Another 40 percent of such casualties came in ground fighting, including shelling and mortars. Gamba said Houthi rebels were largely to blame, followed by Yemeni government forces, among others.
It is not the first time the U.N. has called out the Saudi-led coalition or the Houthis for harming Yemeni children. But while both sides say they avoid harming civilians, the toll continues to rise.
Redeployment of forces
The U.N. has been working to end the conflict. On Monday, special envoy Martin Griffiths offered a glimmer of hope that the parties might be ready to take a first step away from the battlefield.
He told council members that both the Saudi coalition-backed Yemeni government and the Houthis have accepted a detailed redeployment plan to begin moving their fighters away from the crucial Red Sea port city of Hodeida.
"We will now move with all speed toward resolving the final outstanding issues related to the operational plans for phase two, redeployments and also the issue of the status of local security forces," Griffiths told the council in a video briefing from Amman, Jordan.
The parties committed to the plan at talks in Stockholm in December, but efforts to implement the agreement have failed.
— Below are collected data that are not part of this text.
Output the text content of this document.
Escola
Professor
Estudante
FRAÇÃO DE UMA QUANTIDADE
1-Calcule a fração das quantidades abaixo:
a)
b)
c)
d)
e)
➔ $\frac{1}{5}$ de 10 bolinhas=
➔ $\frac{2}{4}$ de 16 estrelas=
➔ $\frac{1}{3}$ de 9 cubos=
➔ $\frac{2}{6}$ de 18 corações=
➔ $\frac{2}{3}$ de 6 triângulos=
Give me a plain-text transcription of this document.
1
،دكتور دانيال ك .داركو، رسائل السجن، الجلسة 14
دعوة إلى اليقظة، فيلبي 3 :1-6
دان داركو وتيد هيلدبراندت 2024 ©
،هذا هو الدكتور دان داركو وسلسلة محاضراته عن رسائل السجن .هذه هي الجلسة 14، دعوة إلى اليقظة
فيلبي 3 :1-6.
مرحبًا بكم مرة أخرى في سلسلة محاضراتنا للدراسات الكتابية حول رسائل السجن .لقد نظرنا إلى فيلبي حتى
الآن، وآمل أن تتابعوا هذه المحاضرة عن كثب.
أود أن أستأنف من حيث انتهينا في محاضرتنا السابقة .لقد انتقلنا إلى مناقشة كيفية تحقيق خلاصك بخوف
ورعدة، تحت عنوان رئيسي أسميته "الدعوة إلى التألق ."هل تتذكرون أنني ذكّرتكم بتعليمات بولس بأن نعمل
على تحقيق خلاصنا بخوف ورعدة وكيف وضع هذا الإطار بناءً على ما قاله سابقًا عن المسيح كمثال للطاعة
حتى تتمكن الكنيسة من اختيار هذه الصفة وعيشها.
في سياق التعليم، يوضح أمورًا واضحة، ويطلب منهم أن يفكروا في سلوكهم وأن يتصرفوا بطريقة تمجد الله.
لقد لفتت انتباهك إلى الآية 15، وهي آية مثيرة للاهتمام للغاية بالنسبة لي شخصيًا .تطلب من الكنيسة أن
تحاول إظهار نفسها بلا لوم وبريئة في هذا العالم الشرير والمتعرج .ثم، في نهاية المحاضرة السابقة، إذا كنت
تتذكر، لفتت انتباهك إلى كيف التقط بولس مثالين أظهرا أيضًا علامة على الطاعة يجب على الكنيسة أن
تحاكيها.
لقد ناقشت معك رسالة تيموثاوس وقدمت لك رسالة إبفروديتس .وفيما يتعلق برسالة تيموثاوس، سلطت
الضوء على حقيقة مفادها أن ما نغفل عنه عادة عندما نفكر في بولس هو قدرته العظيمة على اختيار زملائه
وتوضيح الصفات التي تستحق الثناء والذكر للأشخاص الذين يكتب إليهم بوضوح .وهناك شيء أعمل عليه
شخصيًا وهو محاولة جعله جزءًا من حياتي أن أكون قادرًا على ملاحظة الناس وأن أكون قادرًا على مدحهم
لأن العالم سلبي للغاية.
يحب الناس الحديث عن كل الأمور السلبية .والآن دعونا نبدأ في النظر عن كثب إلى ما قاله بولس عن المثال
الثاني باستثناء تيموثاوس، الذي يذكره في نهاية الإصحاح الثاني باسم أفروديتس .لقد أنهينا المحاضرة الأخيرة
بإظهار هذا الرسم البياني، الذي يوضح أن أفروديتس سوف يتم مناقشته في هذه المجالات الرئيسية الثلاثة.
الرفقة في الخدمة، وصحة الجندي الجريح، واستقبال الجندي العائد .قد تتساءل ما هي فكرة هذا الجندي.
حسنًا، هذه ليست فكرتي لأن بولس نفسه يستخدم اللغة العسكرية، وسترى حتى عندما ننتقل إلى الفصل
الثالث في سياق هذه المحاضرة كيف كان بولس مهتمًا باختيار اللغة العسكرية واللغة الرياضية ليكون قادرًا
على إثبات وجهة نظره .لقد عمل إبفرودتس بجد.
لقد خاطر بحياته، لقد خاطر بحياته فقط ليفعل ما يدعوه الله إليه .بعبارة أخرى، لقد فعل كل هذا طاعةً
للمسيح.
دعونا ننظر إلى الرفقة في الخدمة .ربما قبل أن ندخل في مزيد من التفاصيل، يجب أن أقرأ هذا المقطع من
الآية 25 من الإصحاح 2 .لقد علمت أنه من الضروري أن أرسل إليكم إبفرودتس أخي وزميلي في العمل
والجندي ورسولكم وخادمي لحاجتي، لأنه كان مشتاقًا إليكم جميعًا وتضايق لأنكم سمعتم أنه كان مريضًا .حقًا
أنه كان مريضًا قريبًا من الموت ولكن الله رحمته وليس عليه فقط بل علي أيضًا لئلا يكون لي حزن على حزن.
Griffiths expressed some confidence that they would go forward now.
"When — and I hope it is when and not if — these redeploys happen, they will be the first ones in this long conflict," he said.
Griffiths acknowledged that the "the war in Yemen … shows no sign of abating," and said there needs to be real progress on the military redeployments before the focus can shift back to the political track.
U.S. Acting U.N. Ambassador Jonathan Cohen welcomed Houthi acceptance to phase one of the withdrawal plan and said Washington would be "watching closely to see if they make good on that agreement."
Funds urgently needed
Meanwhile, U.N. humanitarian operations in Yemen are at risk of running out of money in the coming weeks.
In February, international donors pledged $2.6 billion for Yemen relief operations. Saudi Arabia and the United Arab Emirates — who are prosecuting the war against the Houthis — pledged an additional $1 billion.
But U.N. aid chief Mark Lowcock said that nearly four months into 2019, the response plan has received only $267 million in actual funding.
"U.N. agencies are rapidly running out of money for essential relief activities," he warned.
The country, which is facing a cholera epidemic, could see 60% of its diarrhea treatment centers close in the coming weeks if money is not received. U.N. food programs, which provide emergency food assistance to more than 9 million people every month, would also be impacted.
"Closing or scaling back such programs — at a time when we are struggling to prevent widespread famine and roll back cholera and other killer diseases — would be catastrophic," Lowcock said.
He also warned that a potential environmental disaster is brewing off of Yemen's Red Sea coast.
Lowcock said that an oil tanker used as a floating storage and offloading facility, and which is 8 kilometers off the coast at the Ras Isa terminal, is old and has not received any maintenance since 2015. It has about 1.1 million barrels of oil on board.
"Without maintenance, we fear that it will rupture or even explode, unleashing an environmental disaster in one of the world's busiest shipping lanes," Lowcock said.
A Saudi Arabian-led coalition began bombing Houthi rebels in support of Yemen's government in March 2015. Since then, the U.N. estimates more than 10,000 people have been killed, mostly due to coalition airstrikes.